Но на вокзале чьи-то цепкие пальцы впились в плечо Иванко, кто-то быстро вывернул руку…
Лукьяновская тюрьма. Камера-одиночка, кандалы, допросы… Никакой связи с жизнью, лишь узенькая полоска света сквозь зарешеченную щель.
Где Ничипор Травянко, где Найдек? Где все друзья? Забыли Иванко? Нет, нет! Им нельзя приходить, чтобы жандармы не напали на след — война ведь. Киев кишит шпиками, вишь как выследили его, Иванко. А ведь всего-то он работал полтора месяца. Но здесь, как в могиле. Дышать нечем, мокрые каменные стены давят, гнетут. Массивные железные двери, должно быть, никогда не откроются; Иванко задохнется в этой мертвой окаменевшей тишине…
Танюша, счастье мое! Ты разрушила бы эти каменные стены?
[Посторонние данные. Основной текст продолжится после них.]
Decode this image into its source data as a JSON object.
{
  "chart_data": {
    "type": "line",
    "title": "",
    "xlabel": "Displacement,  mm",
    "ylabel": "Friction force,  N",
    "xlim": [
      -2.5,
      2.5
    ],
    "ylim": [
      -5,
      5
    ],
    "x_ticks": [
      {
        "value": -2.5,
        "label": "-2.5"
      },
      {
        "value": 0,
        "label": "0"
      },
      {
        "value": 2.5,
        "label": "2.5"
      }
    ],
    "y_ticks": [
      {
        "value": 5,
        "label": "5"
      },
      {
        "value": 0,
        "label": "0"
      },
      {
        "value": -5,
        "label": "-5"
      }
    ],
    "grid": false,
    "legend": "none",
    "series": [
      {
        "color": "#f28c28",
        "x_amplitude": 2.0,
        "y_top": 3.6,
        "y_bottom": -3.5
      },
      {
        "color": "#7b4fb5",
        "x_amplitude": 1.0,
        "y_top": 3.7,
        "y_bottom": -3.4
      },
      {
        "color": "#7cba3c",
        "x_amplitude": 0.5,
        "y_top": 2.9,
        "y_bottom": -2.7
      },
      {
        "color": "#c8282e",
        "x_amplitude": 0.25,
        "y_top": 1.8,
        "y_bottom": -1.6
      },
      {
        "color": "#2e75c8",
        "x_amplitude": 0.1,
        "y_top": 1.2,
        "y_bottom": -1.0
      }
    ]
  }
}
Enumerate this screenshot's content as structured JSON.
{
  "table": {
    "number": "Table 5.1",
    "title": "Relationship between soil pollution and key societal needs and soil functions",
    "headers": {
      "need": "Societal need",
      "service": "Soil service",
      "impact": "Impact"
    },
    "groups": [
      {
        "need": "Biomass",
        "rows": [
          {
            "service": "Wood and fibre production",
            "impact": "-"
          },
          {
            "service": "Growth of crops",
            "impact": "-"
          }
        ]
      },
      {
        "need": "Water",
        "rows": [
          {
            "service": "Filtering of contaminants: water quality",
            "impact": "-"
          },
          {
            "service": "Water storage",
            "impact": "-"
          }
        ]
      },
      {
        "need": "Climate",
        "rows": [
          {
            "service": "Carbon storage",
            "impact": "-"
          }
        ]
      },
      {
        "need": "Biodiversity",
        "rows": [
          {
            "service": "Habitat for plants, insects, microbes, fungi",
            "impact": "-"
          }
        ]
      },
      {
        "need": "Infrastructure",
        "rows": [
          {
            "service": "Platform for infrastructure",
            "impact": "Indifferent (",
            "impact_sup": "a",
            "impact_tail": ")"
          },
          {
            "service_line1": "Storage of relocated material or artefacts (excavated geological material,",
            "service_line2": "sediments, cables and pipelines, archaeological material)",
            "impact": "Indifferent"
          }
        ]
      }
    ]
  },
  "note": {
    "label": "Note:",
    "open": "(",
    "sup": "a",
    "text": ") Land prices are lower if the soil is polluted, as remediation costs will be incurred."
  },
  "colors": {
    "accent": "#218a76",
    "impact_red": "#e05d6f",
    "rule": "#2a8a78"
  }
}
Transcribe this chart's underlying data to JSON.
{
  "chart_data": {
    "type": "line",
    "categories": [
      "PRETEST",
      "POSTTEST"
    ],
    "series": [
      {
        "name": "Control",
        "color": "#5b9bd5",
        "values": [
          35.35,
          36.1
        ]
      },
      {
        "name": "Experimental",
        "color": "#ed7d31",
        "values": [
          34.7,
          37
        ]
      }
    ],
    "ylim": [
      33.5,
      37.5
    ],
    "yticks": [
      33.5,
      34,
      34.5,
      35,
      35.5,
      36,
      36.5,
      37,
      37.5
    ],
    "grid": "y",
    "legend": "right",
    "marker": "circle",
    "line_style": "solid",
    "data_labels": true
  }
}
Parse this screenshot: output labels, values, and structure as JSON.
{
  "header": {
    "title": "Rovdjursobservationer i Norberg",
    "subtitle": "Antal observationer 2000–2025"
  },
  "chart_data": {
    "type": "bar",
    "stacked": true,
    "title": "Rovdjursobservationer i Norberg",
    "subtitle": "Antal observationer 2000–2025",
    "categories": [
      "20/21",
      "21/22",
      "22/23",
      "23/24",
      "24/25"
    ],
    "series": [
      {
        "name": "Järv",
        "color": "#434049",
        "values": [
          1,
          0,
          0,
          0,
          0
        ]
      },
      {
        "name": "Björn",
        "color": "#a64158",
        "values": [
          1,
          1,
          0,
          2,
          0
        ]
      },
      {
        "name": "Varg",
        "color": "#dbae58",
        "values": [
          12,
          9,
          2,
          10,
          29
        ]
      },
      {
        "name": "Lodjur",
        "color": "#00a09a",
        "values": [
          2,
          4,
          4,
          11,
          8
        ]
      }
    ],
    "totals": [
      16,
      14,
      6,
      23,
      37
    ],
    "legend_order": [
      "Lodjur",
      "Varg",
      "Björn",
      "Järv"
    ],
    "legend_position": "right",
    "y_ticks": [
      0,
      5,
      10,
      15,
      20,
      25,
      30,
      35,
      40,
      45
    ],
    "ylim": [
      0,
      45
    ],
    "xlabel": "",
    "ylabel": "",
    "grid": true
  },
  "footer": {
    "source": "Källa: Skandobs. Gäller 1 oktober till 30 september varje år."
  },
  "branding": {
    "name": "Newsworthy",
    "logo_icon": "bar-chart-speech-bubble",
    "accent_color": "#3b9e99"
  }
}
Сломала бы решетки, если б увидела за ними своего Иванко?
В отчаянии он прижался к стене и сразу же отпрянул: его испугала холодная слизь, словно прикосновение гадюки.
Месяц просидел он в одиночке, ожидая полевого суда. Как вдруг следователь заявил, что за отсутствием бесспорных доказательств дело Иванки будет слушаться на гражданском суде. С него сняли наручники и перевели в общую камеру. Здесь и суждено было Иванке начать новый этап своей жизни.